Monday, December 22, 2008

Eggheads

Some days back, President-elect Obama chose Steven Chu, a physics professor at University of California, Berkeley, as his secretary of energy. Chu won the Nobel Prize for physics in 1997.

Some American presidents and secretaries of state (and one almost-but-not-quite president) have won the Nobel Peace Prize. But, unless I miss my guess, Chu must be the first Cabinet nominee to have won a Nobel science prize.

Republican administrations have certainly had some personnel with academic backgrounds, such as Henry Kissinger, Condoleezza Rice, Jeane Kirkpatrick, Greg Mankiw and Martin Feldstein. But the Democrats have been the party that has been more closely identified with academic intellectuals.

President Kennedy famously said to assembled Nobel laureates at a 1962 White House dinner: "I think this is the most extraordinary collection of talent, of human knowledge, that has ever been gathered together at the White House, with the possible exception of when Thomas Jefferson dined alone."

Since his death, the notion of Kennedy himself being intellectual has been largely debunked. (Not that being intellectual is necessarily a good quality in someone with a job like that.) All of the appreciation of high culture in the family was on the part of the First Lady. The president made a reasonably good show of appreciating it, both to burnish his public image, and to placate his long-suffering wife.

And many believe that the book for which Kennedy won a Pulitzer Prize, Profiles in Courage, was ghost-written by Ted Sorensen.

But the point is that Kennedy, like many modern Democrats, played to an intellectual constituency.

That seems to be just fine with some Republicans. They sometimes delight in referring to intellectual Democrats as "eggheads". There are indications that that term predates Adlai Stevenson, the Illinois governor, who was the Democratic presidential nominee in 1952 and 1956. But if you look at a picture of Stevenson, the name seems to fit. And the word was popularized through its use against Stevenson by Republicans, during those campaigns.

George Will, in this column from 2000, challenged Stevenson's intellectual credentials. But I suppose the Eisenhower campaign was fine with their opponent's intellectual image. They probably wanted to portray Ike as the friendly man of action, in contrast to the brooding egghead, paralyzed by his thoughts. On the other hand, some Democrats considered Eisenhower a smiling airhead, who replaced the Cabinet of new dealers with one filled with car dealers.

These days, when the culture wars, which were arguably in their infancy during the Eisenhower years, are in full bloom, those competing images still come into play in presidential campaigns. McCain and Palin were accused of running an anti-intellectual campaign. Also, before McCain was nominated, three Republican presidential candidates expressed disbelief in the theory of evolution, during a debate.


No one seems to want to come right out and say it, but I think one driver of the Obamacon phenomenon, i.e., those of us toward the right-hand side of the political spectrum who supported Obama in the recent election, is in part a rejection of this anti-intellectual trend.
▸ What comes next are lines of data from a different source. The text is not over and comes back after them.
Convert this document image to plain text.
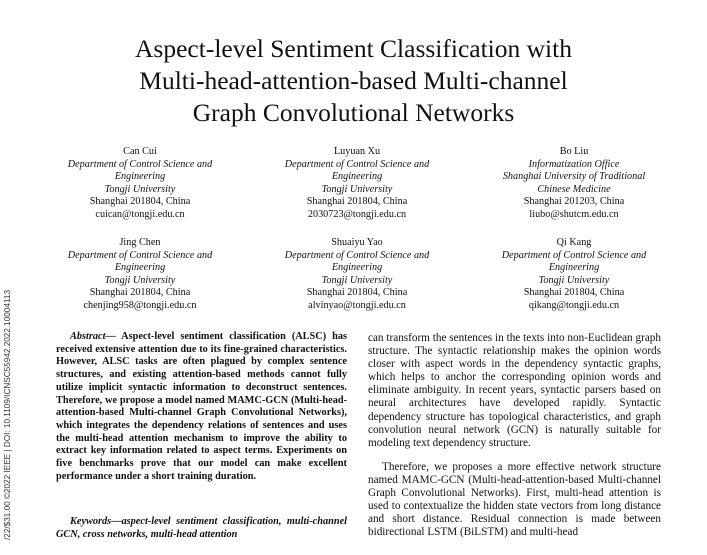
Aspect-level Sentiment Classification with
Multi-head-attention-based Multi-channel
Graph Convolutional Networks
Can Cui
Department of Control Science and
Engineering
Tongji University
Shanghai 201804, China
cuican@tongji.edu.cn
Luyuan Xu
Department of Control Science and
Engineering
Tongji University
Shanghai 201804, China
2030723@tongji.edu.cn
Bo Liu
Informatization Office
Shanghai University of Traditional
Chinese Medicine
Shanghai 201203, China
liubo@shutcm.edu.cn
Jing Chen
Department of Control Science and
Engineering
Tongji University
Shanghai 201804, China
chenjing958@tongji.edu.cn
Shuaiyu Yao
Department of Control Science and
Engineering
Tongji University
Shanghai 201804, China
alvinyao@tongji.edu.cn
Qi Kang
Department of Control Science and
Engineering
Tongji University
Shanghai 201804, China
qikang@tongji.edu.cn
/22/$31.00 ©2022 IEEE | DOI: 10.1109/ICNSC55942.2022.10004113	Abstract— Aspect-level sentiment classification (ALSC) has received extensive attention due to its fine-grained characteristics. However, ALSC tasks are often plagued by complex sentence structures, and existing attention-based methods cannot fully utilize implicit syntactic information to deconstruct sentences. Therefore, we propose a model named MAMC-GCN (Multi-head-attention-based Multi-channel Graph Convolutional Networks), which integrates the dependency relations of sentences and uses the multi-head attention mechanism to improve the ability to extract key information related to aspect terms. Experiments on five benchmarks prove that our model can make excellent performance under a short training duration.
Keywords—aspect-level sentiment classification, multi-channel GCN, cross networks, multi-head attention

can transform the sentences in the texts into non-Euclidean graph structure. The syntactic relationship makes the opinion words closer with aspect words in the dependency syntactic graphs, which helps to anchor the corresponding opinion words and eliminate ambiguity. In recent years, syntactic parsers based on neural architectures have developed rapidly. Syntactic dependency structure has topological characteristics, and graph convolution neural network (GCN) is naturally suitable for modeling text dependency structure.

Therefore, we proposes a more effective network structure named MAMC-GCN (Multi-head-attention-based Multi-channel Graph Convolutional Networks). First, multi-head attention is used to contextualize the hidden state vectors from long distance and short distance. Residual connection is made between bidirectional LSTM (BiLSTM) and multi-head
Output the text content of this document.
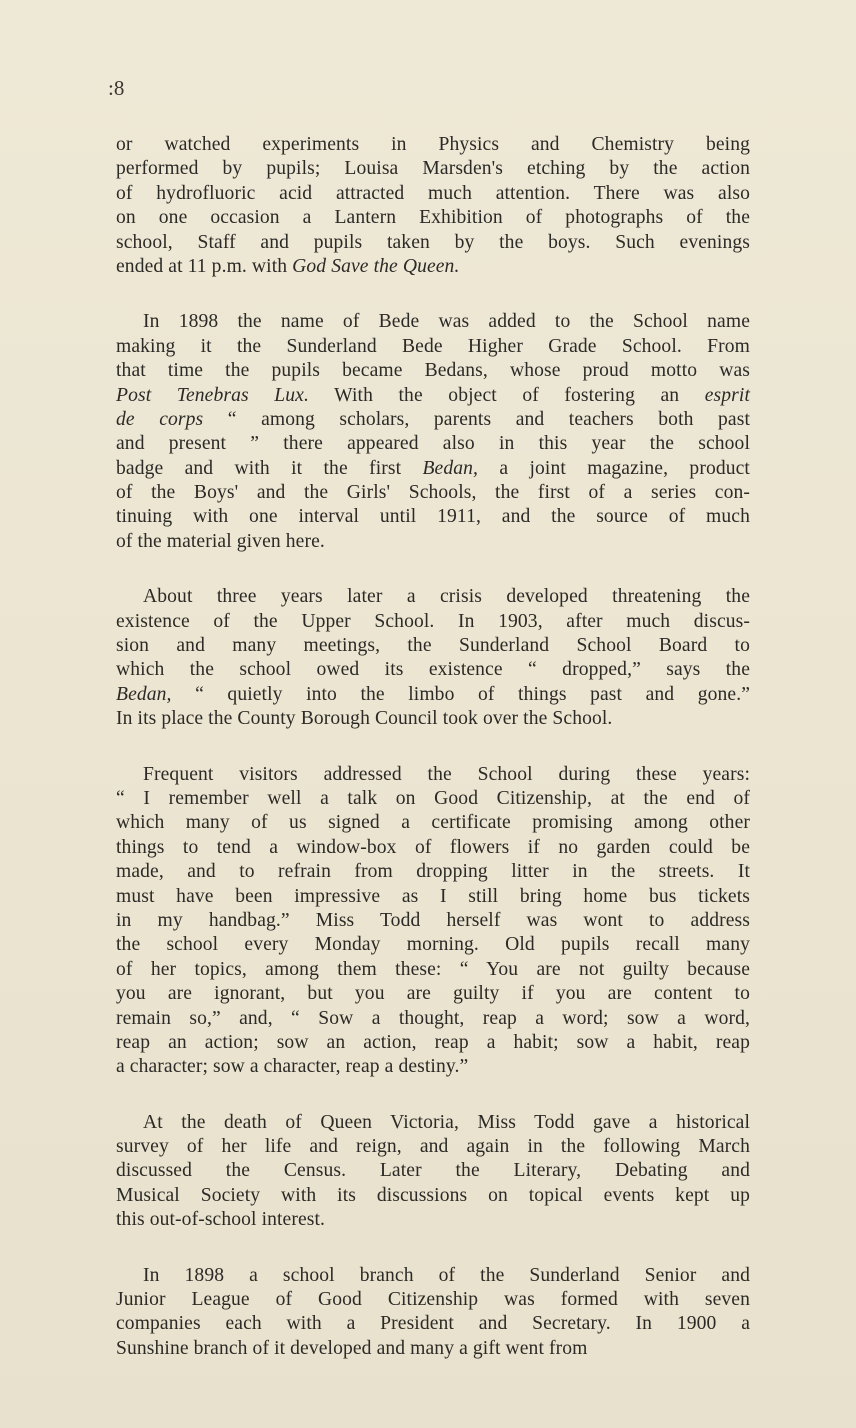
:8
or watched experiments in Physics and Chemistry being
performed by pupils; Louisa Marsden's etching by the action
of hydrofluoric acid attracted much attention. There was also
on one occasion a Lantern Exhibition of photographs of the
school, Staff and pupils taken by the boys. Such evenings
ended at 11 p.m. with God Save the Queen.
In 1898 the name of Bede was added to the School name
making it the Sunderland Bede Higher Grade School. From
that time the pupils became Bedans, whose proud motto was
Post Tenebras Lux. With the object of fostering an esprit
de corps “ among scholars, parents and teachers both past
and present ” there appeared also in this year the school
badge and with it the first Bedan, a joint magazine, product
of the Boys' and the Girls' Schools, the first of a series con-
tinuing with one interval until 1911, and the source of much
of the material given here.
About three years later a crisis developed threatening the
existence of the Upper School. In 1903, after much discus-
sion and many meetings, the Sunderland School Board to
which the school owed its existence “ dropped,” says the
Bedan, “ quietly into the limbo of things past and gone.”
In its place the County Borough Council took over the School.
Frequent visitors addressed the School during these years:
“ I remember well a talk on Good Citizenship, at the end of
which many of us signed a certificate promising among other
things to tend a window-box of flowers if no garden could be
made, and to refrain from dropping litter in the streets. It
must have been impressive as I still bring home bus tickets
in my handbag.” Miss Todd herself was wont to address
the school every Monday morning. Old pupils recall many
of her topics, among them these: “ You are not guilty because
you are ignorant, but you are guilty if you are content to
remain so,” and, “ Sow a thought, reap a word; sow a word,
reap an action; sow an action, reap a habit; sow a habit, reap
a character; sow a character, reap a destiny.”
At the death of Queen Victoria, Miss Todd gave a historical
survey of her life and reign, and again in the following March
discussed the Census. Later the Literary, Debating and
Musical Society with its discussions on topical events kept up
this out-of-school interest.
In 1898 a school branch of the Sunderland Senior and
Junior League of Good Citizenship was formed with seven
companies each with a President and Secretary. In 1900 a
Sunshine branch of it developed and many a gift went from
Was that a good enough reason? Maybe, maybe not. But what's done is the done, and now we'll see the results.

2 comments:

Anonymous said...

As a Republican I am fine with Dr. Chu on Obama's cabinet - egghead or not.

Based on Mr. Obama's words and actions to date: I wonder if his cabinet will be all that important to his administration.

The proliferation of, The President's Office of This and That make it appear that he'll be operating a shadow organization without benefit of review and approval of its membership.

It may very well be that a Cabinet post in the Obama administration is rather like being President of the local Rotary Club.

schiller1979 said...

Terry, thanks for your comment. I agree that Obama seems to be aiming to centralize policy-making in the White House at least as much as his recent predecessors. For instance, I wrote recently about his creation of yet another economic council, in addition to CEA and NEC.

However, that is part of a trend that began during FDR's presidency. That subject is somewhere on my things-to-do list of possible future blog posts.

Obama's "team of rivals" cabinet will probably not having anything near the influence of the Abraham Lincoln original.